Countess Betty sank on a couch, white to her lips.

"Your trusted handmaiden," repeated the fiddler, emphatically.

"Alas! if I had hesitated," said the lady, piously turning up her eyes to the vaulted ceiling, "this would decide it; I dare not risk another night in this castle."

"Taking risk for risk," said the musician, carelessly, "if I were timid, I should prefer the waiting hazard."

"You mean?" she panted, round-eyed, in quick apprehension.

"I mean," said he, "that it is raining exceedingly hard, and that between this and the foot of the crag you will get wet, madam; so wet as to extinguish for ever the most ardent flame."

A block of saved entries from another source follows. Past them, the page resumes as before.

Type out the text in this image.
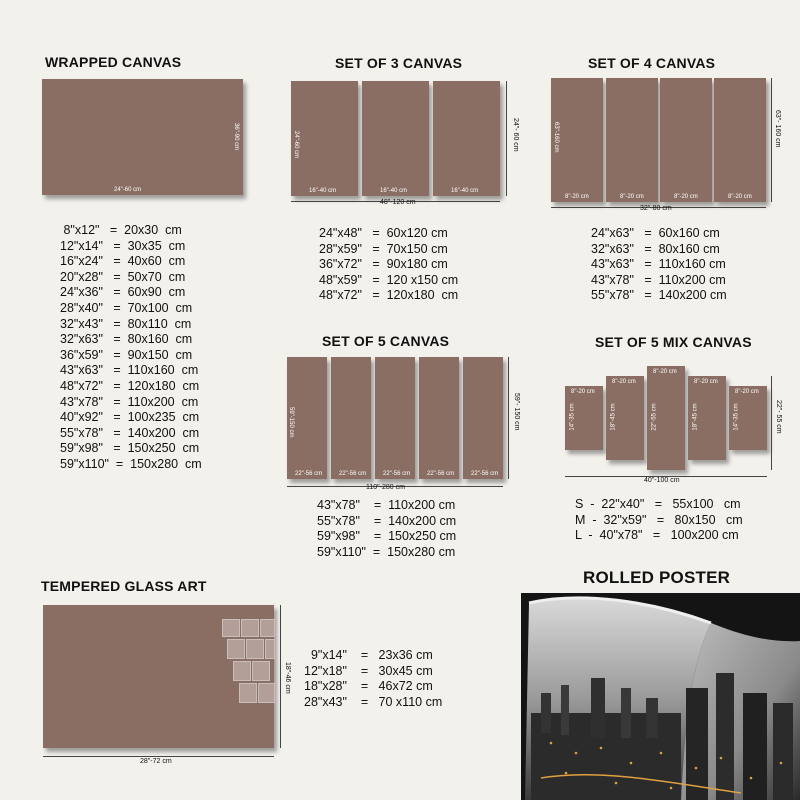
WRAPPED CANVAS
24"-60 cm
36"-90 cm
8"x12"   =  20x30  cm
12"x14"   =  30x35  cm
16"x24"   =  40x60  cm
20"x28"   =  50x70  cm
24"x36"   =  60x90  cm
28"x40"   =  70x100  cm
32"x43"   =  80x110  cm
32"x63"   =  80x160  cm
36"x59"   =  90x150  cm
43"x63"   =  110x160  cm
48"x72"   =  120x180  cm
43"x78"   =  110x200  cm
40"x92"   =  100x235  cm
55"x78"   =  140x200  cm
59"x98"   =  150x250  cm
59"x110"  =  150x280  cm
SET OF 3 CANVAS
24"-60 cm
16"-40 cm	16"-40 cm	16"-40 cm
48"-120 cm
24"- 60 cm
24"x48"   =  60x120 cm
28"x59"   =  70x150 cm
36"x72"   =  90x180 cm
48"x59"   =  120 x150 cm
48"x72"   =  120x180  cm
SET OF 4 CANVAS
63"-160 cm
8"-20 cm	8"-20 cm	8"-20 cm	8"-20 cm
32"-80 cm
63"- 160 cm
24"x63"   =  60x160 cm
32"x63"   =  80x160 cm
43"x63"   =  110x160 cm
43"x78"   =  110x200 cm
55"x78"   =  140x200 cm
SET OF 5 CANVAS
59"-150 cm
22"-56 cm	22"-56 cm	22"-56 cm	22"-56 cm	22"-56 cm
110"-280 cm
59"- 150 cm
43"x78"    =  110x200 cm
55"x78"    =  140x200 cm
59"x98"    =  150x250 cm
59"x110"  =  150x280 cm
SET OF 5 MIX CANVAS
8"-20 cm
14"-35 cm
8"-20 cm
18"-45 cm
8"-20 cm
22"-55 cm
8"-20 cm
18"-45 cm
8"-20 cm
14"-35 cm
40"-100 cm
22"- 55 cm
S  -  22"x40"   =   55x100   cm
M  -  32"x59"   =   80x150   cm
L  -  40"x78"   =   100x200 cm
TEMPERED GLASS ART
28"-72 cm
18"-46 cm
9"x14"    =   23x36 cm
12"x18"    =   30x45 cm
18"x28"    =   46x72 cm
28"x43"    =   70 x110 cm
ROLLED POSTER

The Burgravine rose with dignity. "I will have you know, sir, that I am merely accepting Count Kielmansegg's protection back to my own family, because I know I can trust to his honour."

"Quite so," said Geiger-Hans, in a soothing voice. "And it is, of course, infinitely preferable to set forth by night in secret, with a handsome young man, than to summon any more aged or nearer relative to your help! A father, maybe—or a brother? But it is raining, as I say, madam, very hard. So much for the start. And I am afraid when you arrive in Austria your noble family may consider your journey ill-managed."

Her bosom heaved.

"It is very unjust," she moaned, "that you men can do everything, whereas we poor women——" She paused on the brink of tears.